The prime minister also announced a RM2.6 million allocation to supply clean water to the Mary and Sungai Tinggi estates.

Sime to spend RM2b on workers' housing

Sime Darby Bhd plans to spend RM2 billion in the next 10 years to upgrade its workers' housing at its oil palm estates to that of mini-townships. This is an initiative based on a better community living model comprising residences, offices, public amenities and recreational facilities clustered in one location.

By enhancing living standards of its employees at the estates, the group hopes to attract and retain more local talent. Currently, Sime Darby employs 37,000 workers at its plantations in Malaysia, of whom only 40 per cent are locals. "This Central Housing Complex is a place you could call home and not just a company's house," said chairman Tun Musa Hitam.

He was speaking to reporters here yesterday after Prime Minister Datuk Seri Najib Razak officiated at the upgrading of staff housing amenities at the Tennamaram Estate. The location is historic because Tennamaram Estate is Malaysia's first commercial oil palm estate dating back to 1917.

So far, Sime Darby spent RM37 million at this estate so that managers, executives and staff get to live in three-bedroom and two-bathroom quarters equipped with broadcast satellite television Astro. There are now more sports and recreational facilities for the enjoyment of its 300-odd staff there.

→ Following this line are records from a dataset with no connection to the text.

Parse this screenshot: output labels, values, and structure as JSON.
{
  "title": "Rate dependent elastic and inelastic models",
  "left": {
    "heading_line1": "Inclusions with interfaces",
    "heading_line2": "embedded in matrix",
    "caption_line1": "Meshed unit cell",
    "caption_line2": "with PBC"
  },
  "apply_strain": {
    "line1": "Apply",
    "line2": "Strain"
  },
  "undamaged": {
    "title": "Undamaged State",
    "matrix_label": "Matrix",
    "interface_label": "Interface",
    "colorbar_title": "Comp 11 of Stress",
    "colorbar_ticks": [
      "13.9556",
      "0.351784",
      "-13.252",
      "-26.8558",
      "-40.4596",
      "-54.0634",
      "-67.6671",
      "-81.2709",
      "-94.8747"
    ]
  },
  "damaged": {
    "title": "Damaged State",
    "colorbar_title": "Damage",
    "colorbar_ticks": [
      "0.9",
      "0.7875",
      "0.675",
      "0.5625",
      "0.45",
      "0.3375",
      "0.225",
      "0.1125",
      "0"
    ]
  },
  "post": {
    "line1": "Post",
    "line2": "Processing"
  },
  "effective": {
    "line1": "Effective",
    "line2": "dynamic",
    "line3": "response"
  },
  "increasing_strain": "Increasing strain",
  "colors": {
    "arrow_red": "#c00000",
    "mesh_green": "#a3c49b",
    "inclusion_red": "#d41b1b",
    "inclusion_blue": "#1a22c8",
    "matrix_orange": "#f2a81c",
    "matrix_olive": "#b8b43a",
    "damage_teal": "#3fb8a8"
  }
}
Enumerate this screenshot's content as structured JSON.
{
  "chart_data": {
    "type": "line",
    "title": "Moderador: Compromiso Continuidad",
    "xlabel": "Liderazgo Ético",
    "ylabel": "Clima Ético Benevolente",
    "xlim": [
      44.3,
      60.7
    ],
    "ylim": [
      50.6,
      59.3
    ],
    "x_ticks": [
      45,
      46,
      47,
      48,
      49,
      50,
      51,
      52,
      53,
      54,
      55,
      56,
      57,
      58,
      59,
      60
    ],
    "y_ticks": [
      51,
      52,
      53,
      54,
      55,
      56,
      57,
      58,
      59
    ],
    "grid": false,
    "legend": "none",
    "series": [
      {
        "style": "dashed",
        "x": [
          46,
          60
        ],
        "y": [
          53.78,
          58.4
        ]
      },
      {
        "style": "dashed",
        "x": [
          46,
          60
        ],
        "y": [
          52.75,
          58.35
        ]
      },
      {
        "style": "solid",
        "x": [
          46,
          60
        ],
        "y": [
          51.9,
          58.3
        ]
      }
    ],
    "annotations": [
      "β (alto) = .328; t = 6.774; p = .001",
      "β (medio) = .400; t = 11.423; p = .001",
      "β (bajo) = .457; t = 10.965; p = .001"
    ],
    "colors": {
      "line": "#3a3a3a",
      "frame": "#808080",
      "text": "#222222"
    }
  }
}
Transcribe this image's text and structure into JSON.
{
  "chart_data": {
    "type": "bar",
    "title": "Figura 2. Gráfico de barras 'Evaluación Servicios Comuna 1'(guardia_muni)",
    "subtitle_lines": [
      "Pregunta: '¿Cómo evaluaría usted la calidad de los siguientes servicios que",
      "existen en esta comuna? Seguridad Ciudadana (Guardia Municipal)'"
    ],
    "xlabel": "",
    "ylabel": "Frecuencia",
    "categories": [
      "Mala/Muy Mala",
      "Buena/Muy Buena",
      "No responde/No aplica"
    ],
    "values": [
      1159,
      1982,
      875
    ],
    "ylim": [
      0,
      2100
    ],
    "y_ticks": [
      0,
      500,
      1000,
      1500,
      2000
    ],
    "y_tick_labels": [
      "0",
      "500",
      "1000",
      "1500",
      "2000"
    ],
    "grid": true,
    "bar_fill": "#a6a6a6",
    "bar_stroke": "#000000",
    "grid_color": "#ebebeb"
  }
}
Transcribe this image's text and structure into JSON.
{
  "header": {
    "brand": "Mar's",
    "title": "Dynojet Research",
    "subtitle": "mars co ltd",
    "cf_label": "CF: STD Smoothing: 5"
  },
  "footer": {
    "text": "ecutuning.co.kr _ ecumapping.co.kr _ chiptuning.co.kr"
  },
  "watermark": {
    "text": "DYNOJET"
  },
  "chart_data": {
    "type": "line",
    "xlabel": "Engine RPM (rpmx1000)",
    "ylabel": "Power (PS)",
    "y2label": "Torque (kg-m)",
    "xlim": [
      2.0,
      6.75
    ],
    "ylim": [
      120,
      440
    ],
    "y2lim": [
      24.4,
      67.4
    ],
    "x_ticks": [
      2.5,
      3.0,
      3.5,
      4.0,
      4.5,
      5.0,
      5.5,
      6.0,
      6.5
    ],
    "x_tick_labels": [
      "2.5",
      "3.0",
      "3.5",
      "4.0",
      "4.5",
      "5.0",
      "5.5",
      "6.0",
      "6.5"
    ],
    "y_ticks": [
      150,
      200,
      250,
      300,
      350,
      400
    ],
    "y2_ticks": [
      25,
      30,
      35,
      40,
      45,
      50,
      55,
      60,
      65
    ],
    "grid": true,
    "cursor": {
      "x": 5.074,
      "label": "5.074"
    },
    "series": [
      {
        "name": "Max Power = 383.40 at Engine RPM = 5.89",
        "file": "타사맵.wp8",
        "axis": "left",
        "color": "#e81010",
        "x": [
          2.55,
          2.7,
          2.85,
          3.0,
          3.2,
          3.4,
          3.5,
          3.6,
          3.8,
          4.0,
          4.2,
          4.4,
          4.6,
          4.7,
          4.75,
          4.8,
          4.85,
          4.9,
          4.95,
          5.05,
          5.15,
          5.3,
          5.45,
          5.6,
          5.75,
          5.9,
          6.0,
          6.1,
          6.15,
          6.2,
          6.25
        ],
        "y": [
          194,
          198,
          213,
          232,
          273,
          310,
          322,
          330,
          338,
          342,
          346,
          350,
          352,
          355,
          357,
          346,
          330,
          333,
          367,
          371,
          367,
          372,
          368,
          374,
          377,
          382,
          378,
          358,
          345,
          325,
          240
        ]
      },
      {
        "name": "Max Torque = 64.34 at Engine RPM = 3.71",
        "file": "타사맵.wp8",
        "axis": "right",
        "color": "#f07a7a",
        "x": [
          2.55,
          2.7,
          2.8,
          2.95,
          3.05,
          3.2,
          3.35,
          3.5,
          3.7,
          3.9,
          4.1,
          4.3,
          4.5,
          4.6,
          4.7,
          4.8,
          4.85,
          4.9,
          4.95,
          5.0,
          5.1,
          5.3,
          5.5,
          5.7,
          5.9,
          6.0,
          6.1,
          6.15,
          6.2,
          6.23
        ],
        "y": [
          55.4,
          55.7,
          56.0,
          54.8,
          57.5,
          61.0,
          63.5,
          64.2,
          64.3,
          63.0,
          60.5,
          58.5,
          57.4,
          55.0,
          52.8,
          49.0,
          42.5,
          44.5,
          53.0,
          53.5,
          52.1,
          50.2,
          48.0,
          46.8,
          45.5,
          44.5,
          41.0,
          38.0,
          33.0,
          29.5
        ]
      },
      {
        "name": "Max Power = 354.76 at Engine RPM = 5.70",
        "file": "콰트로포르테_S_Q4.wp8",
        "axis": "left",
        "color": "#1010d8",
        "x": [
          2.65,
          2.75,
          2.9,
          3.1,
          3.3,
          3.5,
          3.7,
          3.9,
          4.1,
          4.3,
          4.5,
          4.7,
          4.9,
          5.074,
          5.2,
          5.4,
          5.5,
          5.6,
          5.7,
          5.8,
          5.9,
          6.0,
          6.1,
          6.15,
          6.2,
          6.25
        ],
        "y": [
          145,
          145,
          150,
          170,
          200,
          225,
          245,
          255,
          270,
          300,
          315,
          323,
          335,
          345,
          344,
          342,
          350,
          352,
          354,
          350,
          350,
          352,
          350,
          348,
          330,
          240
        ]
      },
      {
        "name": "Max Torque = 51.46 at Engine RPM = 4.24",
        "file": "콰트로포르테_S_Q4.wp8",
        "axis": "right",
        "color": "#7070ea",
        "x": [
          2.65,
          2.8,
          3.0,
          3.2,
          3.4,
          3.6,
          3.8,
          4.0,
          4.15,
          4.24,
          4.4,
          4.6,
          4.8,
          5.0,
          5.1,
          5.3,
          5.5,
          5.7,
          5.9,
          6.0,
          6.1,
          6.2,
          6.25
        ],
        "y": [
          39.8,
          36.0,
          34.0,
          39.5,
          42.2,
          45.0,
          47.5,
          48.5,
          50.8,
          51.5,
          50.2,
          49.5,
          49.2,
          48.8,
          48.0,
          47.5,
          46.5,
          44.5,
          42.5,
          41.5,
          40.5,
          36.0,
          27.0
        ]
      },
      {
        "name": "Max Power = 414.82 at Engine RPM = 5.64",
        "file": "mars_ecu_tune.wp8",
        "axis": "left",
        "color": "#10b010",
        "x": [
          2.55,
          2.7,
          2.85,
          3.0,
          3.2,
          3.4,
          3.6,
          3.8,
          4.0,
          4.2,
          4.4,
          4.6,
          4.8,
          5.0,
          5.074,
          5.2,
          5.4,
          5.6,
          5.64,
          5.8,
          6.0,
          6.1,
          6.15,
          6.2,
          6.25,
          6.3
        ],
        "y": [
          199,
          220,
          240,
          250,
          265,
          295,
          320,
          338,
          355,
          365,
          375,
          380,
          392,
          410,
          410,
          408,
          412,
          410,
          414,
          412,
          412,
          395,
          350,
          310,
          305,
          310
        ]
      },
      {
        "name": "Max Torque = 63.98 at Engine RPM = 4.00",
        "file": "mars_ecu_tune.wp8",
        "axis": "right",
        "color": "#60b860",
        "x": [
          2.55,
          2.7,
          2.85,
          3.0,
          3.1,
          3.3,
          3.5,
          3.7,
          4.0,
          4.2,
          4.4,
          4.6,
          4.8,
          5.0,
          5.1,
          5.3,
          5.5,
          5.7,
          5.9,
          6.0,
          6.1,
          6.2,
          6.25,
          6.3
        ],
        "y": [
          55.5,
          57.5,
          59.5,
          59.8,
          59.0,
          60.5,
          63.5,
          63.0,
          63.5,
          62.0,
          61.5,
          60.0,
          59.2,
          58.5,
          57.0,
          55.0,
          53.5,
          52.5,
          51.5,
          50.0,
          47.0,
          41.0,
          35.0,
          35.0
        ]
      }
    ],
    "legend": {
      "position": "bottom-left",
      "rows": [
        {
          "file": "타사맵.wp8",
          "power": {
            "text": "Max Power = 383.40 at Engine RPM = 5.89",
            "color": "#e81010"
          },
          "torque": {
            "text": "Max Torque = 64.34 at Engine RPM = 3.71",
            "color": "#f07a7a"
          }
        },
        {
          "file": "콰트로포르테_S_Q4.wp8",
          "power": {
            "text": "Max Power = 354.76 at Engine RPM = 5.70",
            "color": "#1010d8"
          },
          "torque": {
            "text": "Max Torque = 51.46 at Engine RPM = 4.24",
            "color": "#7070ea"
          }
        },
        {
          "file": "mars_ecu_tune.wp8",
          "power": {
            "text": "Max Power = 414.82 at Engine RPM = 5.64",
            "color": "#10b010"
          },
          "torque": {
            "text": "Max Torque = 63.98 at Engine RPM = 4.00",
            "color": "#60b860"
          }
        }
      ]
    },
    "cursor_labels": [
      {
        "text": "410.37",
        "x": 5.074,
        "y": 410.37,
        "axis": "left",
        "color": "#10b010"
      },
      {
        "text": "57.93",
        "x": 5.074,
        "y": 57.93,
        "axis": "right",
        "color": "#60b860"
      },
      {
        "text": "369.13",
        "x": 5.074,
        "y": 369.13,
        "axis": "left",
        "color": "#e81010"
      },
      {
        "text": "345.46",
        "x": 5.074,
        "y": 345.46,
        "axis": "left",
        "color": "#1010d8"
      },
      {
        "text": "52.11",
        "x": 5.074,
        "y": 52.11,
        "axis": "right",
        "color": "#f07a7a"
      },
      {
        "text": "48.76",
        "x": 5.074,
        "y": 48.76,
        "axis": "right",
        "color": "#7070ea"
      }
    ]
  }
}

Following the successful rollout of this Tennamaram Estate pilot project, the group will now seek to upgrade more workers' quarters at another three estates this year. They are Simpang Renggam Estate in Johor, Sg Dingin Estate in Kedah and Sentosa Estate in Sabah.

As an integrated global company, Sime Darby also has refineries, specialty fats and oleochemical plants spread out in several countries to produce ingredients to make cooking oil, margarine, fruit juices and detergent.